Below are more excerpts from Rudolf Steiner's seminal work, The Philosophy of Freedom. While contemplating his words about our perceptions of the outside world, it is important to keep in mind that we, ourselves, are objects of the world outside. We know ourselves directly and initially only as percepts, just as we know trees, tables, sunlight, and the starry sky first as percepts. Everything that Steiner says here also pertains to you as an existing being:
In thinking we have that element given us which welds our separate individuality into one whole with the cosmos. In so far as we sense and feel (and also perceive), we are single beings; in so far as we think, we are the all-one being that pervades everything. This is the deeper meaning of our two-sided nature: We see coming into being in us a force complete and absolute in itself, a force which is universal but which we learn to know, not as it issues from the center of the world, but rather at a point in the periphery. Were we to know it at its source, we should understand the whole riddle of the universe the moment we became conscious. But since we stand at a point in the periphery, and find that our own existence is bounded by definite limits, we must explore the region which lies outside our own being with the help of thinking which projects into us the universal world existence.
In contrast to the content of the percept which is given to us from without, the content of thinking appears inwardly. The form in which this first makes its appearance we will call intuition. Intuition is for thinking what observation is for the percept. Intuition and observation are the sources of our knowledge.
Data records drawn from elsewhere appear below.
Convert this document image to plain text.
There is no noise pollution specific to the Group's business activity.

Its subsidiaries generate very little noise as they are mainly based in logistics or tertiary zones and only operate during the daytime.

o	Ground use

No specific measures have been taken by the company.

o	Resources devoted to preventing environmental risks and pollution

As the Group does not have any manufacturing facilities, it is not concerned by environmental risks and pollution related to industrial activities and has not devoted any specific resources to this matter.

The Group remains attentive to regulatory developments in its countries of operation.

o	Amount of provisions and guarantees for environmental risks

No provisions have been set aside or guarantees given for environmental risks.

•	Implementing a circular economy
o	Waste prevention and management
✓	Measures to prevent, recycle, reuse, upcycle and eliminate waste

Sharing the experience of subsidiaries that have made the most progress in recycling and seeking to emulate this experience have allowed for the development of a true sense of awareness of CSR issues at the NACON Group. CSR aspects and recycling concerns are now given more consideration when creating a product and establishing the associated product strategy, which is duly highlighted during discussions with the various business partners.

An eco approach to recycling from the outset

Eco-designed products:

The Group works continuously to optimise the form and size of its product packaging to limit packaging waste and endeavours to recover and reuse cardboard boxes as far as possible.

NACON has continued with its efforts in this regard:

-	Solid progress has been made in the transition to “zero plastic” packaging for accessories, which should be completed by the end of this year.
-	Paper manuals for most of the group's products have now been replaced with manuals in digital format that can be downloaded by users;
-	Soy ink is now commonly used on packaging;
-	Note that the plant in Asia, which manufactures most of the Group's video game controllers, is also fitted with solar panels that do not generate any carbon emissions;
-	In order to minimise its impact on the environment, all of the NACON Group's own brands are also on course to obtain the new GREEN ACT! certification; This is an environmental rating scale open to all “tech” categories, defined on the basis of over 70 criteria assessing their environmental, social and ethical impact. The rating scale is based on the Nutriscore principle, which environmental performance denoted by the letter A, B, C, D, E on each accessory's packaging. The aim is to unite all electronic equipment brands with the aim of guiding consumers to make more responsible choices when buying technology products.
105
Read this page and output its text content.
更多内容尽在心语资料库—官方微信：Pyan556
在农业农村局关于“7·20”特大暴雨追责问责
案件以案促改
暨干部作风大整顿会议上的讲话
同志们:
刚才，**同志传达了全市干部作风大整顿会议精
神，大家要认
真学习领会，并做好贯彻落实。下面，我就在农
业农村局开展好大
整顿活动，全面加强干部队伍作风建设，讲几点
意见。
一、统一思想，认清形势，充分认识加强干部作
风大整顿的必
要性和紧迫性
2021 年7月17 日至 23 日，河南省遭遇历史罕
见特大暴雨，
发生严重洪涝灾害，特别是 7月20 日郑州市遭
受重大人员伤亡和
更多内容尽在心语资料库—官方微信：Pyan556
To explain a thing, to make it intelligible, means nothing else than to place it into the context from which it has been torn by the peculiar character of our organization… . A thing cut off from the world-whole does not exist. All isolating has only subjective validity for our organization. For us the universe divides itself up into above and below, before and after, cause and effect, thing and mental picture, matter and force, object and subject, etc. What appears to us in observation as separate parts becomes combined, bit by bit, through the coherent, unified world of our intuitions. By thinking we fit together again into one piece all that we have taken apart through perceiving.
By thinking, we also, then, fit ourselves together again as integral parts of the cosmos which is the context from which we have torn ourselves through the self-creation of that suffering personality which we know as "ego."